Interpellation du général Sanogo, auteur du putsch de 2012

Amadou Sanogo, auteur du putsch de mars 2012 ayant précipité le Mali dans le chaos, a été interpellé mercredi à Bamako sur mandat d'un juge d'instruction. Une enquête a été ouverte sur des exactions attribuées à l'officier, qui est tombé en disgrâce.
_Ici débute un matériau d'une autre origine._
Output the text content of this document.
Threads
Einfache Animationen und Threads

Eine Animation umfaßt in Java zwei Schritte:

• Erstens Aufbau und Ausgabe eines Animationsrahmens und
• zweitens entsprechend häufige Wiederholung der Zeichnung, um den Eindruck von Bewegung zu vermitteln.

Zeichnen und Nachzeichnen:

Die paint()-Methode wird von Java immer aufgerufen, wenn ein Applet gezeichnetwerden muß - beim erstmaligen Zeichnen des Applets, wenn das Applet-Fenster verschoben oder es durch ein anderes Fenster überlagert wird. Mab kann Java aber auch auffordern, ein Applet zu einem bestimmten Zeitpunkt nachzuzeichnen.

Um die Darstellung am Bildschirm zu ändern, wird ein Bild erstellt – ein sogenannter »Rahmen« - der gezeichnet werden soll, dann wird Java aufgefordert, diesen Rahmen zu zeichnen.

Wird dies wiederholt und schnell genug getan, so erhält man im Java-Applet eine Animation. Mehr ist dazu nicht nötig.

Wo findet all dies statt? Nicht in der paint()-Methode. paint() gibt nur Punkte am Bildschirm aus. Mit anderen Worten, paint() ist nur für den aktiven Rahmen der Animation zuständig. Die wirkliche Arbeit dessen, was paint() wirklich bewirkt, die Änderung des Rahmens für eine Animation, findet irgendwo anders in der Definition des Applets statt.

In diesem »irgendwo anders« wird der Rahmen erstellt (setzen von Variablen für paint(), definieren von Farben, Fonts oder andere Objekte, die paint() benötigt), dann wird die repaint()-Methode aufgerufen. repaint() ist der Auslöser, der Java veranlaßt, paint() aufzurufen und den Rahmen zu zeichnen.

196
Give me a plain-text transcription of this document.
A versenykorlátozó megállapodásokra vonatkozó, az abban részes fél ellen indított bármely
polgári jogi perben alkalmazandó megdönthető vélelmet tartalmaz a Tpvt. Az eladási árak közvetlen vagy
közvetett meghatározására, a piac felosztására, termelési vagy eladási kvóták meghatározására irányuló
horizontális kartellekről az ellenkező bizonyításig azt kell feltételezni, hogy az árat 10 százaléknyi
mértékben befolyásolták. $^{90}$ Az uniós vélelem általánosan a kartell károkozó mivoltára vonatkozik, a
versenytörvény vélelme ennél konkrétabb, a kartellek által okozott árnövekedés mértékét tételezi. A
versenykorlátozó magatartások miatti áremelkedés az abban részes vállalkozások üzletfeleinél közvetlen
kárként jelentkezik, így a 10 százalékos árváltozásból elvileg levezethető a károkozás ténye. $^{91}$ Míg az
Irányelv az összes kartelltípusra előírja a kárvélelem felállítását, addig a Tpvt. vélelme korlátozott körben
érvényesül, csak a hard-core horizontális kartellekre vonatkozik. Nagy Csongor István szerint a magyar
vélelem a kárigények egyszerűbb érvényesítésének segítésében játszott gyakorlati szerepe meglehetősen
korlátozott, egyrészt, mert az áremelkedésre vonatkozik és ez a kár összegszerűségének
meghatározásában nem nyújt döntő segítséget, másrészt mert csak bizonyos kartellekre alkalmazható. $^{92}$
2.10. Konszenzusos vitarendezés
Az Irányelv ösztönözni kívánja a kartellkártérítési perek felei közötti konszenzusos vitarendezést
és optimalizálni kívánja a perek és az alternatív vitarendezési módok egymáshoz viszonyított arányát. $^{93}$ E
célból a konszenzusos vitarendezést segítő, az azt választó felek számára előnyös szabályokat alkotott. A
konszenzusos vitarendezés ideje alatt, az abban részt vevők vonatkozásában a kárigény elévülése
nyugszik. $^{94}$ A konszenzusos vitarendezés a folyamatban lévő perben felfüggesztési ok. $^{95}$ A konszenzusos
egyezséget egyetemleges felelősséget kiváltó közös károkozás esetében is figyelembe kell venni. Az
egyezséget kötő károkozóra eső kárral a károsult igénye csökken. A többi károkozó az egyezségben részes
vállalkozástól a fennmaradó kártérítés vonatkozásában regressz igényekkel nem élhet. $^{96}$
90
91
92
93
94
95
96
Plusieurs dizaines de soldats maliens armés ont pénétré au domicile du général Sanogo, dans le centre de Bamako, et en sont ressortis peu après en l'emmenant à l'arrière d'un véhicule, a constaté un journaliste.

"Il ne voulait pas se rendre devant la justice, nous venons donc d'exécuter un mandat d'amener", a déclaré un militaire présent sur les lieux.

Amadou Sanogo, ancien capitaine promu général en août, avait été convoqué fin octobre par un juge d'instruction de Bamako mais ne s'était pas présenté devant lui, ce qui avait provoqué l'indignation de plusieurs partis politiques et organisations de la société civile.

Mutinerie en octobre

Début octobre, d'anciens compagnons du général Sanogo avaient mené une mutinerie à Kati, son ancien quartier général situé à 15 km de Bamako, pour réclamer eux aussi des promotions, obligeant l'armée régulière à intervenir pour reprendre le contrôle des lieux. Des proches du général Sanogo sont soupçonnés d'avoir sévi contre ces soldats qui s'étaient alors opposés à lui.

Il y a une semaine, le Front uni pour la sauvegarde de la démocratie et de la République (FDR), coalition de partis et d'organisations qui s'étaient opposés au coup d'Etat, s'était déclaré "profondément indigné" que le général Sanogo ne réponde pas à une convocation de la justice.

"Depuis plusieurs semaines, le capitaine Sanogo multiplie les manoeuvres dilatoires pour ne pas s'expliquer sur les graves crimes commis à Kati du temps où il y régnait en maître absolu", écrivait le FDR.

"Ex-chef d'Etat"

"Un jour, il est malade, un autre jour, il est soi-disant un ancien chef d'Etat", ajoutait le FDR, se disant "choqué par la complaisance" montrée par "le gouvernement à l'égard du capitaine Sanogo qui donne l'impression d'être intouchable".